Reformasi sistem ketenagakerjaan yang diusulkan dalam tuntutan jangka panjang juga sejalan dengan prinsip Islam tentang hak pekerja. Nabi Muhammad SAW bersabda, “Berikanlah upah sebelum keringatnya kering.” Maka, sistem kerja yang eksploitatif harus diubah agar lebih manusiawi dan adil.

 

Tuntutan rakyat bukanlah bentuk anarkisme, melainkan ekspresi cinta terhadap negeri.

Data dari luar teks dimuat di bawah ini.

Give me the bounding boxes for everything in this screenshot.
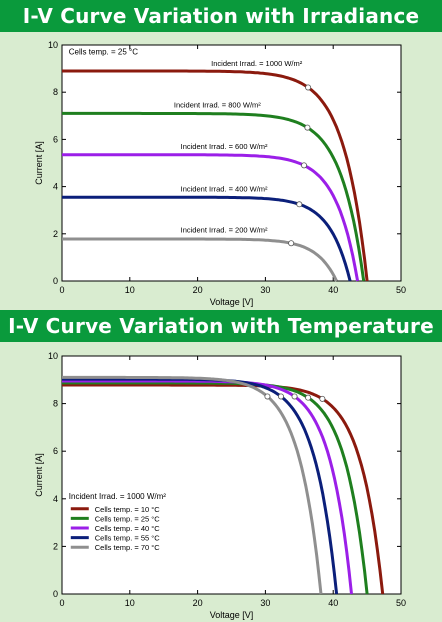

Dalam peringatan Maulid, kita diajak untuk mencintai Rasulullah SAW. Tapi cinta itu tidak cukup jika tidak diwujudkan dalam tindakan nyata: memperjuangkan keadilan, menolak penindasan, dan membela yang lemah.

 

Maulid Nabi tahun ini menjadi sangat bermakna karena bertepatan dengan gelombang tuntutan rakyat yang menyuarakan nilai-nilai “profetik”. Ini adalah momen untuk menyatukan spiritualitas dan aktivisme, ibadah dan advokasi, zikir dan aksi.

 

Jika para pemimpin benar-benar ingin meneladani Nabi, maka mereka harus mendengar suara rakyat. Mereka harus membuka ruang dialog, memperbaiki sistem, dan menjalankan amanah dengan penuh tanggung jawab. Karena dalam Islam, kekuasaan bukan hak, tapi amanah.

 

Maulid Nabi bukan hanya tentang mengenang kelahiran, tetapi tentang menghidupkan ajaran. Dan ajaran itu hari ini sedang disuarakan oleh rakyat dalam bentuk 17+8 tuntutan. Maka, mendengar dan merespons tuntutan itu adalah bagian dari cinta kepada Rasulullah SAW.

 

Di tengah krisis kepercayaan, Maulid Nabi menjadi cahaya. Ia mengingatkan kita bahwa perubahan itu mungkin, bahwa keadilan itu bisa ditegakkan, dan bahwa negara bisa kembali berpihak pada rakyat. Asalkan kita mau meneladani Nabi, bukan hanya dalam kata, tapi dalam kebijakan.

 

Dan jika tuntutan rakyat dijawab dengan empati, bukan represi, maka Maulid tahun ini akan menjadi titik balik. Dari peringatan menjadi perubahan. Dari nostalgia menjadi aksi. Dari cinta menjadi keadilan.

 

Selamat Maulid Nabi Muhammad SAW. Semoga cahaya beliau menerangi jalan kita menuju negeri yang adil, transparan, dan penuh empati. Rahmatan lil ‘alamin, bukan hanya dalam doa, tapi dalam kebijakan nyata.